News Corp. (NWSA:US) Chairman Rupert Murdoch said he doubts a bid by the Chandler family for Tribune Co., the second-largest U.S. newspaper company, will succeed.
``I don't really believe it's going to happen,'' Murdoch said at a McGraw-Hill Cos. media conference in New York today.
Murdoch said yesterday he was interested in joining the Chandlers, who are Tribune's largest shareholders, in an offer that would give the family control of Tribune's 11 newspapers, including the Los Angeles Times and Newsday, based on Long Island, New York.
News Corp.'s interest would be limited to combining the printing and administrative functions of News Corp.'s New York Post with Tribune's Newsday. ``We don't want the whole thing,'' Murdoch said today.
Shares in Tribune, second in newspapers to Gannett Co. (GCI:US), fell 3 cents to $30.92 at 4:03 p.m. in New York Stock Exchange composite trading. The stock has fallen about 9 percent since it put itself up for sale in September.
The Chandlers, who control 20 percent of Tribune through family trusts, offered $7.6 billion for the company. Billionaires Eli Broad and Ron Burkle also made an offer, as well as the Carlyle Group private-equity firm.

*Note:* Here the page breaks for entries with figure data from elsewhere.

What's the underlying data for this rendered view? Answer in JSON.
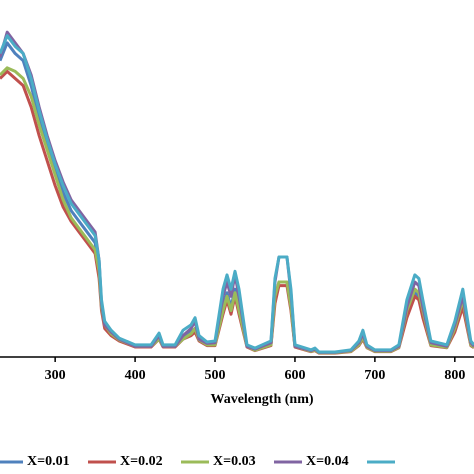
{
  "chart_data": {
    "type": "line",
    "xlabel": "Wavelength (nm)",
    "x": [
      231,
      240,
      250,
      260,
      270,
      280,
      290,
      300,
      310,
      320,
      330,
      340,
      350,
      355,
      358,
      362,
      370,
      380,
      400,
      420,
      430,
      435,
      450,
      460,
      470,
      475,
      480,
      490,
      500,
      510,
      515,
      520,
      525,
      530,
      540,
      550,
      570,
      575,
      580,
      590,
      595,
      600,
      620,
      625,
      630,
      650,
      670,
      680,
      685,
      690,
      700,
      720,
      730,
      740,
      750,
      755,
      760,
      770,
      790,
      800,
      810,
      820,
      824
    ],
    "xlim": [
      231,
      824
    ],
    "xticks": [
      300,
      400,
      500,
      600,
      700,
      800
    ],
    "ylim": [
      0,
      100
    ],
    "legend": "bottom",
    "series": [
      {
        "name": "X=0.01",
        "color": "#4f81bd",
        "values": [
          83,
          88,
          85,
          83,
          76,
          67,
          59,
          52,
          46,
          41,
          38,
          35,
          32,
          25,
          14,
          9,
          7,
          5,
          3,
          3,
          5.5,
          3,
          3,
          5.5,
          7,
          8,
          5,
          3.5,
          3.5,
          14,
          18,
          14,
          19,
          14,
          3,
          2,
          3.5,
          16,
          21,
          21,
          14,
          3,
          1.6,
          2,
          1.2,
          1.2,
          1.6,
          3.5,
          5.5,
          2.8,
          1.6,
          1.6,
          2.8,
          12,
          18,
          17,
          12,
          3.5,
          2.8,
          8,
          15,
          3.5,
          2.8
        ]
      },
      {
        "name": "X=0.02",
        "color": "#c0504d",
        "values": [
          78,
          80,
          78,
          76,
          70,
          62,
          55,
          48,
          42,
          38,
          35,
          32,
          29,
          22,
          13,
          8,
          6,
          4.5,
          2.8,
          2.8,
          5,
          2.8,
          2.8,
          5,
          6,
          7,
          4.5,
          3.2,
          3.2,
          12,
          16,
          12,
          17,
          12,
          2.8,
          1.8,
          3.2,
          15,
          20,
          20,
          13,
          2.8,
          1.5,
          1.8,
          1.1,
          1.1,
          1.5,
          3.2,
          5,
          2.6,
          1.5,
          1.5,
          2.6,
          11,
          17,
          16,
          11,
          3.2,
          2.6,
          7,
          14,
          3.2,
          2.6
        ]
      },
      {
        "name": "X=0.03",
        "color": "#9bbb59",
        "values": [
          79,
          81,
          80,
          78,
          73,
          65,
          58,
          51,
          44,
          39,
          36,
          33,
          30,
          24,
          14,
          9,
          6.5,
          4.8,
          3,
          3,
          5,
          3,
          3,
          5,
          6.5,
          8,
          4.8,
          3.4,
          3.4,
          13,
          17,
          13,
          18,
          13,
          3,
          1.9,
          3.4,
          17,
          21,
          21,
          14,
          3,
          1.6,
          1.9,
          1.2,
          1.2,
          1.6,
          3.4,
          5.5,
          2.7,
          1.6,
          1.6,
          2.7,
          13,
          19,
          18,
          13,
          3.4,
          2.7,
          8,
          16,
          3.4,
          2.7
        ]
      },
      {
        "name": "X=0.04",
        "color": "#8064a2",
        "values": [
          84,
          91,
          88,
          85,
          79,
          70,
          62,
          55,
          49,
          44,
          41,
          38,
          35,
          27,
          15,
          9,
          7,
          5,
          3,
          3,
          6,
          3,
          3,
          6,
          8,
          10,
          5,
          3.8,
          4,
          17,
          21,
          17,
          23,
          17,
          3,
          2.2,
          4,
          21,
          28,
          28,
          18,
          3,
          1.8,
          2.2,
          1.3,
          1.3,
          1.8,
          4,
          6.5,
          3,
          1.8,
          1.8,
          3,
          14,
          21,
          20,
          14,
          4,
          3,
          9,
          17,
          4,
          3
        ]
      },
      {
        "name": null,
        "color": "#4bacc6",
        "values": [
          85,
          90,
          87,
          85,
          78,
          69,
          61,
          54,
          48,
          43,
          40,
          37,
          34,
          27,
          16,
          10,
          7.5,
          5.3,
          3.4,
          3.4,
          6.7,
          3.4,
          3.4,
          7.5,
          9,
          11,
          6,
          4.2,
          4.5,
          19,
          23,
          19,
          24,
          19,
          3.4,
          2.5,
          4.5,
          22,
          28,
          28,
          19,
          3.4,
          2,
          2.5,
          1.4,
          1.4,
          2,
          4.5,
          7.5,
          3.4,
          2,
          2,
          3.4,
          16,
          23,
          22,
          16,
          4.5,
          3.4,
          10,
          19,
          4.5,
          3.4
        ]
      }
    ]
  }
}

``Economics are getting more difficult for newspapers all the time,'' Murdoch said. ``The problem for newspapers is that young readership is going down.''
Class A shares of New York-based News Corp., which owns more than 175 newspapers, a majority of them in Australia, gained 60 cents to $23.94 at 4 p.m. in New York Stock Exchange composite trading. They've gained 51 percent in the past year.